Now, I think when people ask this question, what they have in mind is, boy, interest rates have been low for a very long period of time. Or they might be thinking that interest rates have never been this low before, why do you have to have interest rates this low? I think the right analogy, at least the analogy I find helpful—economists always find weird analogies helpful—is really in terms of winter clothing. Suppose you see someone walking outside. It’s May, and they’re wearing a parka. You might say, you’re wearing artificially too much clothing at that point. Well, it wouldn’t be true in Minneapolis. We had snow in May in Minneapolis. So you should be wearing a parka in May in Minneapolis.

So it really depends on what the conditions are, what kind of clothes you need to put on to keep yourself warm. The parka in my example is the interest rate. It really depends on what the conditions are, not the time of year or how long it’s been and all those things. So I think the issue of artificial ... of course not, you should not keep interest rates artificially low. Should we be keeping interest rates low in order to achieve our objectives? Yes. Have we made them low enough? No.

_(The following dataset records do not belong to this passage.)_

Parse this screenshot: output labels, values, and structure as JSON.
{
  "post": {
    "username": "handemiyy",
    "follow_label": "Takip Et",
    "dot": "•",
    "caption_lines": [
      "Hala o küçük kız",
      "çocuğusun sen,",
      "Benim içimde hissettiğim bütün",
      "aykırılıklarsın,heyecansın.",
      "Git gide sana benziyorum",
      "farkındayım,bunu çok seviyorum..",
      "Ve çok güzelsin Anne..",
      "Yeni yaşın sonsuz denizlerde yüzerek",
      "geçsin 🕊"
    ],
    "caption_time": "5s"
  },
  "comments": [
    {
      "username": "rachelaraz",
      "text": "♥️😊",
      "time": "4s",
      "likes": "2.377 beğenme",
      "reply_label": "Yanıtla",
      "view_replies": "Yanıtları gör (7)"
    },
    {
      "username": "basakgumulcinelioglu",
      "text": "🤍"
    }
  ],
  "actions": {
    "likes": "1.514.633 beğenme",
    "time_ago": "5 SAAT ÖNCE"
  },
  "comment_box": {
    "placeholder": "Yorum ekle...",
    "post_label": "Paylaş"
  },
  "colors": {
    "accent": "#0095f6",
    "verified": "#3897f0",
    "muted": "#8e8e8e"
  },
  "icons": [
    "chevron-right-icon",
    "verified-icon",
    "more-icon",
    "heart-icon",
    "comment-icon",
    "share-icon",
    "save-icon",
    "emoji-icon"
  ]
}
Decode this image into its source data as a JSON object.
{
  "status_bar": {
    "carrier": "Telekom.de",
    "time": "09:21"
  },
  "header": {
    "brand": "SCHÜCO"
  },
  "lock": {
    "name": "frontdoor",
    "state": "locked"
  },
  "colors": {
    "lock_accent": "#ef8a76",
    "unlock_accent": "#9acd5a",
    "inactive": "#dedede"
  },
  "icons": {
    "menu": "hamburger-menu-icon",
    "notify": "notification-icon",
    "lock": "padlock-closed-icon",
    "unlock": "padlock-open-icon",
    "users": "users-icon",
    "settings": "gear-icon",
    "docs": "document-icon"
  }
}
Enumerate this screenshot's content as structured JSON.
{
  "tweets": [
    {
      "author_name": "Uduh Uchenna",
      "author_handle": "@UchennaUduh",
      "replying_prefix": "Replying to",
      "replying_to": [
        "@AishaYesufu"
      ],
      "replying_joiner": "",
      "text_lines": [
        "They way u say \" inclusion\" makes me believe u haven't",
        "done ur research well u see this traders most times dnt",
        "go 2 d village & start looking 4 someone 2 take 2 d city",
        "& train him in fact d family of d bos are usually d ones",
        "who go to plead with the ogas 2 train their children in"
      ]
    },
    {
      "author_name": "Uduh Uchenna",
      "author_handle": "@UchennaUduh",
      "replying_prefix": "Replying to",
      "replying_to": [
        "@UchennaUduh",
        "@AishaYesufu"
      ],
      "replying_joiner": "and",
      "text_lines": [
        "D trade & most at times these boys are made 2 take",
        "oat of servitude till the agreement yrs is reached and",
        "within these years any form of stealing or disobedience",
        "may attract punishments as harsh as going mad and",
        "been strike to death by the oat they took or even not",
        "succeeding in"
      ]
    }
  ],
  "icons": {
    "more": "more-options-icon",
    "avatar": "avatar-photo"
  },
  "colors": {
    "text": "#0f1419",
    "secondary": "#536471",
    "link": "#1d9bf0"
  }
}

So this next question I’m sure is from a group that doesn’t exactly appreciate low interest rates as much as I do. Why are you punishing the elderly citizens who primarily use CDs for savings?  

Yes, monetary policy is a tool that is designed to achieve these macroeconomic objectives I have described, low inflation and maximum employment. And it’s definitely a tool that has distributional consequences. So that means there are going to be distributional consequences.

The way I think about these kinds of questions, though, is that the Fed is merely responding to economic conditions. We are facing the same environment that the elderly citizens mentioned in this question are facing. The problem we face is this: After the recession of 2007, the financial crisis that took place five years ago, people are nervous and uncertain and they want instruments for saving. They want to save. These aren’t just people in the United States. Everyone around the world wants to save, and they want sources of safety. They don’t want to save by buying a random mortgage-backed security that’s issued by some Wall Street firm now. They might have been happy doing that in 2005. They want to be buying something that’s safe. And everyone wants to do that.

That’s why we have to lower interest rates as much as we do to try to hit our targets. That’s why the interest rates that you face as someone who is saving—if you try to do the same thing as everyone else in the economy, you always pay a high price and get a low return. That is what’s happening to these [elderly citizens the question refers to]—everyone else is trying to do the same thing they would normally want to do anyway. So they’re going to have to pay a high price, and it translates into a low yield. The thing we need to get to is a more secure world, a safer world where people don’t feel such a pressure to save for the future.


Disclaimer

* The views expressed here are not necessarily those of others in the Federal Reserve System, including the other participants in Federal Open Market Committee meetings.